Al rond 1600 voeren Rotterdamse reders naar Brazilië om suiker te kopen die daar op de plantages door slaafgemaakte Afrikanen was verbouwd. In de twee volgende eeuwen stichtten Nederlanders vele plantages in het Caribisch gebied en aan de noordkust van Zuid-Amerika. Voor het werk op die plantages lieten ze per schip West-Afrikanen aanvoeren. Samen met de overheid richtten handelaren in 1621 de West-Indische Compagnie (WIC) op. Rotterdam had in de WIC een eigen afdeling (Kamer), samen met Dordrecht en Delft. De WIC kreeg van de overheid het alleenrecht (octrooi) op alle Nederlandse handel in het Atlantisch gebied. Er ontstond een systeem dat ‘driehoekshandel’ wordt genoemd. Koopvaardijschepen voeren van Rotterdam naar de westkust van Afrika, geladen met textiel, sterke drank, buskruit en geweren. Met die goederen kochten ze Afrikaanse slaafgemaakten, die ze in slavenschepen transporteerden naar het Caribisch gebied en Suriname. Vanuit de koloniën zeilden die schepen met een vracht van ruwe suiker, koffie- bonen, cacaobonen, katoen en zout weer terug naar Rotterdam.

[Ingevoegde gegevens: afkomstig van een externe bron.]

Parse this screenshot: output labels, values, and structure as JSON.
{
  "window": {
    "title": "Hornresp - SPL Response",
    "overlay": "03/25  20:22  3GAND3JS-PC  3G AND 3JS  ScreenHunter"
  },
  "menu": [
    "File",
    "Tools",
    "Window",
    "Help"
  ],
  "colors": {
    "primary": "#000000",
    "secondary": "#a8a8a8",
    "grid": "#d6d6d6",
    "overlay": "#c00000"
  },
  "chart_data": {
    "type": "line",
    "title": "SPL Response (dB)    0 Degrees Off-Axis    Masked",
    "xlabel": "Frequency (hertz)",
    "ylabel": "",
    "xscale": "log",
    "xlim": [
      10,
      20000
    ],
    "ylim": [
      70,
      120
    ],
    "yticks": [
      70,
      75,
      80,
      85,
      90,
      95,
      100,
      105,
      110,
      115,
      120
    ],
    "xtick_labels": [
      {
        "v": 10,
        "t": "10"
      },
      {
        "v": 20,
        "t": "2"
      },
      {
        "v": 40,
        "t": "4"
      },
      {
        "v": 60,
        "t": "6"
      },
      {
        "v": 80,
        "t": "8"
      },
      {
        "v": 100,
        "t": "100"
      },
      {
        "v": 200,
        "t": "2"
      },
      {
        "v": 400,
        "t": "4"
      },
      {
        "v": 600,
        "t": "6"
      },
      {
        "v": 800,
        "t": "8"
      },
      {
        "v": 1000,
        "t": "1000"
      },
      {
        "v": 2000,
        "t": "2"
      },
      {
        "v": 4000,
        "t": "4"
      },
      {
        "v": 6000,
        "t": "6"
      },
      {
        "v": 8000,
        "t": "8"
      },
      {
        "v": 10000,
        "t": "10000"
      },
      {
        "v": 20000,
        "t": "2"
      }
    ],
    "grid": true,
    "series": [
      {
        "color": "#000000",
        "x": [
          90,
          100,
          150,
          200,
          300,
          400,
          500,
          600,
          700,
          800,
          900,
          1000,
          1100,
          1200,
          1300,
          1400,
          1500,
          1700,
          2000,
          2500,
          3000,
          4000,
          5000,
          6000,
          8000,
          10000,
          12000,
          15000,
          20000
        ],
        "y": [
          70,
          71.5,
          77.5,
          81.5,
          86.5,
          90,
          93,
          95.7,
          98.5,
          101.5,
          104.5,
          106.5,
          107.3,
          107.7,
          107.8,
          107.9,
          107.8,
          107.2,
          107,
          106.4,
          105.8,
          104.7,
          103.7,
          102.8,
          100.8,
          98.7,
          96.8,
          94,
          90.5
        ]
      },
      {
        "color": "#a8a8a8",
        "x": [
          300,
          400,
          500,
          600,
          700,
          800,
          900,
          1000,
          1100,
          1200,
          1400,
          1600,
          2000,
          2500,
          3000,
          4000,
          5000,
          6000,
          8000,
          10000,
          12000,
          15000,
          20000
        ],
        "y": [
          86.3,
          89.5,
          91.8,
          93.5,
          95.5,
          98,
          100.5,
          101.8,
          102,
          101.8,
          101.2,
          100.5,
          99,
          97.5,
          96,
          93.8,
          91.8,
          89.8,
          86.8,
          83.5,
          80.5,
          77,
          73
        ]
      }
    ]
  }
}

Daarnaast was er de enkelvoudige retourvaart, van handelsschepen die vanuit Rotterdam op en neer voeren naar Afrika of Noord- en Zuid-Amerika. Voor de mensenhandel lieten Rotterdamse reders hun schepen ombouwen tot slavenschip. Uit hun scheepsjournalen blijkt dat gemiddeld één op de zeven Afrikanen onderweg stierf. Doodsoorzaken waren besmettelijke ziektes, slechte voeding en suïcide door het weigeren van eten of een sprong overboord. Deze slaafgemaakten staan slechts naamloos, in de vorm van een nummer en een verliespost, vermeld in de scheepsjournalen.
Slavenschip Rotterdam
In 1675 vertrok het schip Rotterdam naar West-Afrika. Onderweg bouwden de scheepstimmerlieden het koopvaardijschip met extra tussendekken om tot slavenschip. Gemiddeld was er per Afrikaanse gevangene een ruimte beschikbaar van 170 bij 30 bij 70 centimeter. Dat is, cynisch genoeg, ongeveer de inhoudsmaat van een doodskist.
In 1676 begon de oversteek over de Atlantische Oceaan. In het ruim zaten en lagen zo’n 450 Afrikanen, de meesten uit noordelijke gebieden. Mensen uit nabijgelegen streken konden elkaar een beetje of zelfs goed begrijpen; anderen spraken een heel andere taal.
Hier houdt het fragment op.